Kelvin smiled faintly. "There is nothing to apologize for." He slowly approached the shelf beside Newton. The dwarf's eyes lingered briefly on the dragon egg before returning to Newton's face. "You are not the first man to stare at it for too long. Everyone of us has been blown by it at some point."
Newton forced a small smile, though his pulse still had not settled.
Kelvin rested one hand lightly against the cabinet. "That," he said quietly, "is the last known dragon egg in existence."
Newton looked back at it. Up close, the egg felt even stranger somehow.
Ancient, heavy, and cleeping. Kelvin continued. "King Robert ordered the destruction of every dragon egg after the Rebellion."
Newton finally turned toward him again. "Why?"
Kelvin gave a small shrug.."I do not know." His voice softened slightly. "Perhaps he feared the return of dragons. Perhaps he feared the return of the Dragarians even more."
The name lingered heavily in the air.
Dragarians.
The old royal bloodline. The dragon riders who were believed to have descended from a planet called Jupiter. But are now extinct. Or so the world believed.
Kelvin smiled faintly again. "It hardly matters now. Without a Dragarian, dragon eggs are as lifeless as stone."
Newton's eyes drifted back toward the egg instinctively.
Stone. Yes.
That was what it should have been..So why did it feel like something inside it was waiting? Kelvin noticed the way Newton kept staring. "Why do you think I kept it?"
Newton looked at him. "If it cannot hatch, why keep it at all?"
Kelvin stepped closer to the shelf. "For history." His fingers brushed lightly against the cabinet. "And because being the last dragon egg in existence makes it one of the most valuable treasures in the realm."
Newton swallowed slowly.
Valuable.
That word barely mattered to him right now. His thoughts remained trapped elsewhere.
The dreams.
The feeling grew stronger the closer he stood to it. Almost without thinking, he asked quietly: "May I touch it?"
Kelvin looked surprised for only a second Then he nodded. "You may."
Newton's pulse climbed again immediately..Kelvin studied him carefully before adding: "If you wish, you may even take it with you."
Newton turned sharply toward him. The dwarf smiled faintly. "It is the least I can offer after what you did for me." Newton shook his head immediately. "You do not owe me payment."

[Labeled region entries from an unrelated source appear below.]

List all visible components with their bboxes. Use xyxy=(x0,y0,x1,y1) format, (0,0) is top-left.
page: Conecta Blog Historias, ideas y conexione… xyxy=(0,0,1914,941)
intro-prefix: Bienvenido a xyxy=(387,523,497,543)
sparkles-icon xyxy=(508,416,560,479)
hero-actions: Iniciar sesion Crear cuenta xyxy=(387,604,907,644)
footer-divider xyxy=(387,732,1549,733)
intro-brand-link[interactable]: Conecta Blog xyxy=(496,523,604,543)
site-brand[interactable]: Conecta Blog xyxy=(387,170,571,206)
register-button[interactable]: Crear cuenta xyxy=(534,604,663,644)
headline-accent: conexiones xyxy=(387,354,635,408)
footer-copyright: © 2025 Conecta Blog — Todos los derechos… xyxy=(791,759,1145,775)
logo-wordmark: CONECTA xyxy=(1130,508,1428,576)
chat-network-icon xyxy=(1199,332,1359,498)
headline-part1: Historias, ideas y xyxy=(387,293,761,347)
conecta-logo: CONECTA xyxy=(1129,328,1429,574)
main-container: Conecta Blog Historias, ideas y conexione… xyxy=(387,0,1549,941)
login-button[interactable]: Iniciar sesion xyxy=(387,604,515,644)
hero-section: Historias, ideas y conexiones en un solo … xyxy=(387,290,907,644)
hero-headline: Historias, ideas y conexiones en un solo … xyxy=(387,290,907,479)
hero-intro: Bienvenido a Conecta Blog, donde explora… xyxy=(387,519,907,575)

"Kindness should always be rewarded," Kelvin replied calmly. His eyes returned briefly toward the egg. "You may sell it someday if you wish. It would fetch enough gold to make lesser lords kill one another."
Newton almost laughed quietly at that. But his attention drifted back toward the egg again almost immediately.

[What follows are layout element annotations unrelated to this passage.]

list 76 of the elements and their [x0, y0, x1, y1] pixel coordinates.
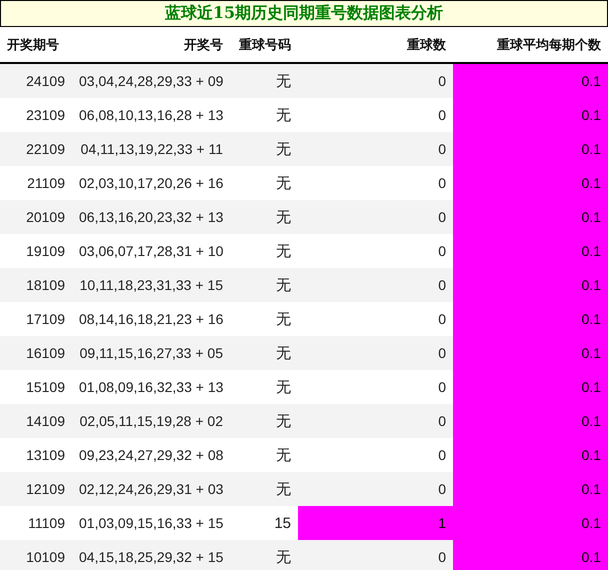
table-cell: 14109 [0, 404, 72, 438]
table-cell: 23109 [0, 98, 72, 132]
table-cell: 09,23,24,27,29,32 + 08 [72, 438, 230, 472]
table-cell: 08,14,16,18,21,23 + 16 [72, 302, 230, 336]
table-cell: 20109 [0, 200, 72, 234]
table-cell: 04,11,13,19,22,33 + 11 [72, 132, 230, 166]
table-cell: 0.1 [453, 200, 608, 234]
table-cell: 11109 [0, 506, 72, 540]
table-cell: 01,08,09,16,32,33 + 13 [72, 370, 230, 404]
table-cell: 01,03,09,15,16,33 + 15 [72, 506, 230, 540]
table-cell: 0 [298, 302, 453, 336]
table-cell: 0 [298, 472, 453, 506]
table-cell: 0.1 [453, 98, 608, 132]
table-cell: 0.1 [453, 404, 608, 438]
table-cell: 13109 [0, 438, 72, 472]
table-cell: 0 [298, 268, 453, 302]
table-cell: 10109 [0, 540, 72, 570]
table-cell: 02,12,24,26,29,31 + 03 [72, 472, 230, 506]
table-cell: 无 [230, 98, 298, 132]
table-cell: 0 [298, 132, 453, 166]
table-cell: 10,11,18,23,31,33 + 15 [72, 268, 230, 302]
table-cell: 0.1 [453, 234, 608, 268]
table-cell: 无 [230, 472, 298, 506]
table-cell: 03,06,07,17,28,31 + 10 [72, 234, 230, 268]
table-cell: 0.1 [453, 506, 608, 540]
table-cell: 22109 [0, 132, 72, 166]
table-cell: 0 [298, 404, 453, 438]
table-cell: 无 [230, 234, 298, 268]
table-cell: 无 [230, 200, 298, 234]
table-cell: 无 [230, 370, 298, 404]
table-cell: 0 [298, 200, 453, 234]
table-cell: 无 [230, 268, 298, 302]
table-cell: 1 [298, 506, 453, 540]
table-cell: 0.1 [453, 268, 608, 302]
table-cell: 无 [230, 166, 298, 200]
table-cell: 0 [298, 234, 453, 268]
table-cell: 09,11,15,16,27,33 + 05 [72, 336, 230, 370]
table-cell: 0 [298, 370, 453, 404]
table-cell: 无 [230, 63, 298, 98]
table-cell: 无 [230, 132, 298, 166]
table-cell: 无 [230, 404, 298, 438]
table-cell: 04,15,18,25,29,32 + 15 [72, 540, 230, 570]
table-cell: 02,05,11,15,19,28 + 02 [72, 404, 230, 438]
table-cell: 18109 [0, 268, 72, 302]
table-cell: 17109 [0, 302, 72, 336]
table-cell: 02,03,10,17,20,26 + 16 [72, 166, 230, 200]
table-cell: 0.1 [453, 438, 608, 472]
table-cell: 06,13,16,20,23,32 + 13 [72, 200, 230, 234]
table-cell: 0.1 [453, 472, 608, 506]
table-cell: 0 [298, 336, 453, 370]
table-cell: 0 [298, 98, 453, 132]
table-cell: 0.1 [453, 540, 608, 570]
table-cell: 19109 [0, 234, 72, 268]
table-cell: 16109 [0, 336, 72, 370]
chart-title: 蓝球近15期历史同期重号数据图表分析 [0, 0, 608, 27]
table-cell: 0 [298, 63, 453, 98]
table-cell: 0 [298, 438, 453, 472]
table-cell: 0.1 [453, 370, 608, 404]
table-cell: 12109 [0, 472, 72, 506]
table-cell: 0.1 [453, 336, 608, 370]
table-cell: 0.1 [453, 63, 608, 98]
table-cell: 无 [230, 438, 298, 472]
table-cell: 无 [230, 302, 298, 336]
table-cell: 03,04,24,28,29,33 + 09 [72, 63, 230, 98]
table-cell: 0.1 [453, 166, 608, 200]
table-cell: 06,08,10,13,16,28 + 13 [72, 98, 230, 132]
table-cell: 21109 [0, 166, 72, 200]
table-cell: 无 [230, 336, 298, 370]
table-cell: 24109 [0, 63, 72, 98]
table-cell: 0.1 [453, 132, 608, 166]
table-cell: 0.1 [453, 302, 608, 336]
table-cell: 0 [298, 166, 453, 200]
table-cell: 无 [230, 540, 298, 570]
table-cell: 0 [298, 540, 453, 570]
table-cell: 15 [230, 506, 298, 540]
table-cell: 15109 [0, 370, 72, 404]
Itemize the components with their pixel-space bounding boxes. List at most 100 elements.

Kelvin noticed. Then slowly, the dwarf stepped away from the shelf. "I will leave you to your curiosity."
Newton looked at him again.
Kelvin gave him one final small nod before turning toward the exit. His cane tapped softly against the stone floor as he disappeared deeper into the library shadows.
Then the room fell silent once more. Leaving Newton alone with the dragon egg again.